Our vision for the combined company is to run Miranda and Grass Valley as a single unit. We think there are enormous complementary aspects to the company, not only from a product line point of view, but in terms of where the companies have been strong historically.
We very much want to be the company that customers look to to solve their broadcast problems. We think we clearly have the potential to be one of the strongest, if not the strongest, companies in the industry.
When people think of Grass Valley and Miranda, certain markets come to mind — television stations, broadcast networks, cable TV, new media and live TV production. What do you see as your market opportunities?
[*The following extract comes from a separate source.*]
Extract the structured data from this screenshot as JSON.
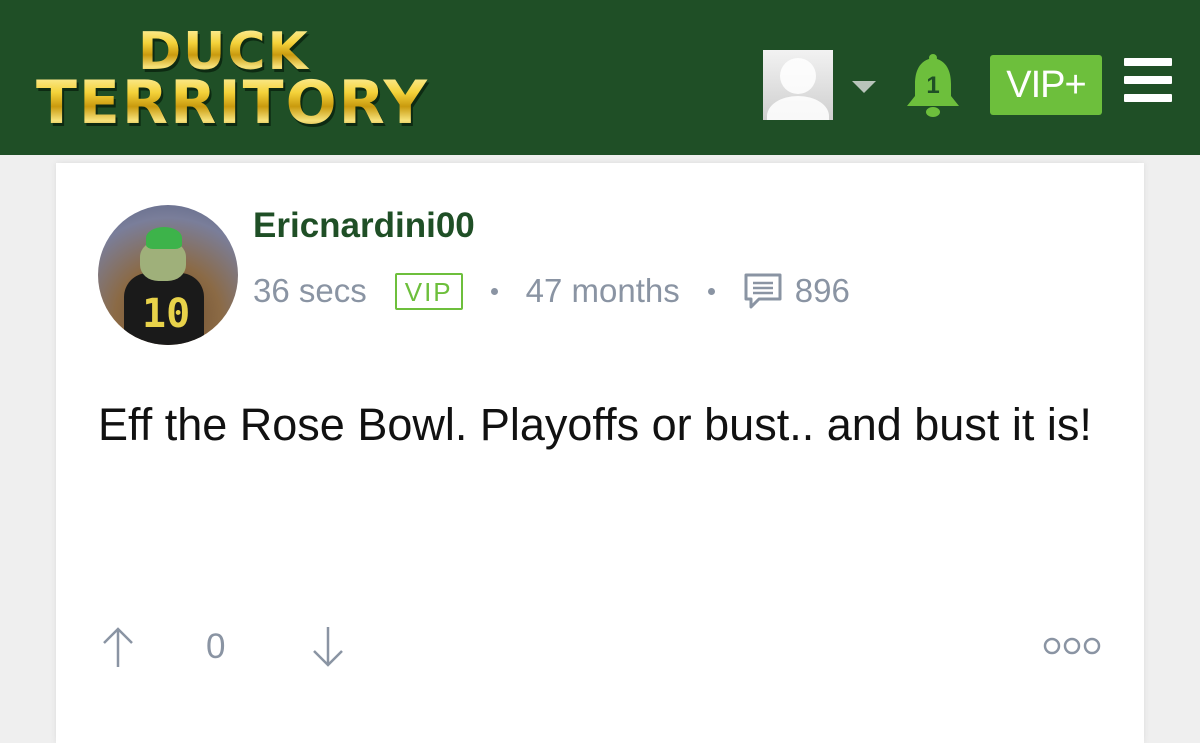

I would say all of the markets you listed. There is no shift in strategy related to the markets we are going after. We feel like we are better positioned than we were before. Obviously, all of our historical customers continue to be extraordinarily important.
It is important for us to spend time with all stakeholders and make sure we are giving them the technology products and services they need.
What is the split between international and domestic in terms of revenue?
I would guess that it’s probably about 35% United States. That was certainly the case with Miranda. When we combine these businesses, it will be almost perfectly balanced: a third in Asia, a third in America and a third in Europe and the Middle East.
Do you see that split changing over the next three years?
I don’t think significantly. Obviously, we are going to be impacted by market dynamics. At Miranda, 2013 was very strong in Asia. I think our growth rate was about 35% in Asia, while we saw a little bit of a pullback in Europe.
How long was the deal in the works before the Feb. 6 announcement?
At Belden, we had been watching Grass Valley even prior to the [June 2012] acquisition of Miranda. When we acquired Miranda and got to spend more time with the Miranda management team, we gave a lot of attention to the kinds of investments we could be making.
We engaged the ownership of Grass Valley six to eight months prior to the announcement.
You know, a lot of people at Miranda know people at Grass Valley. [Grass Valley CEO] Tim [Thorsteinson] was on the board of Miranda, so there was a connection between Tim and the Miranda folks. That made it pretty easy to establish a dialog.
I understand that Miranda President Marco Lopez will lead the combined companies. Will Thorsteinson have any continuing role?
Yes. Tim is going to remain with us in more of an advisory role and help us with the integration. Tim has been very supportive during the entire process, and I am confident he will continue to be so through the integration.
Where do things stand when it comes to the integration of the two companies?
Obviously, the deal hasn’t closed yet. We hope to close on or about March 31, but in parallel we are communicating. We have already been meeting at the major facilities of Grass Valley. We formed a number of teams to help us with the integration. I would say that given we haven’t even closed the transaction, we are pretty far ahead.
Do you anticipate significant personnel cuts?
What is likely to happen is we will leverage common investments. We thought neither business had the kinds of economies of scale they wanted to achieve.
One example is manufacturing. Both companies’ manufacturing is running significantly under full capacity. Another is sales. In most cases, each has sales teams that are calling on most customers. So I think it is possible there would be a reduction in the number of employees in those areas.
One area where that is not going to happen is R&D.
When would we expect to see the cuts?
That’s hard to predict. The teams looking at where there are opportunities to create more efficiency are still in their planning phases. So it is difficult for me to know with any certainty when we would have a position on that.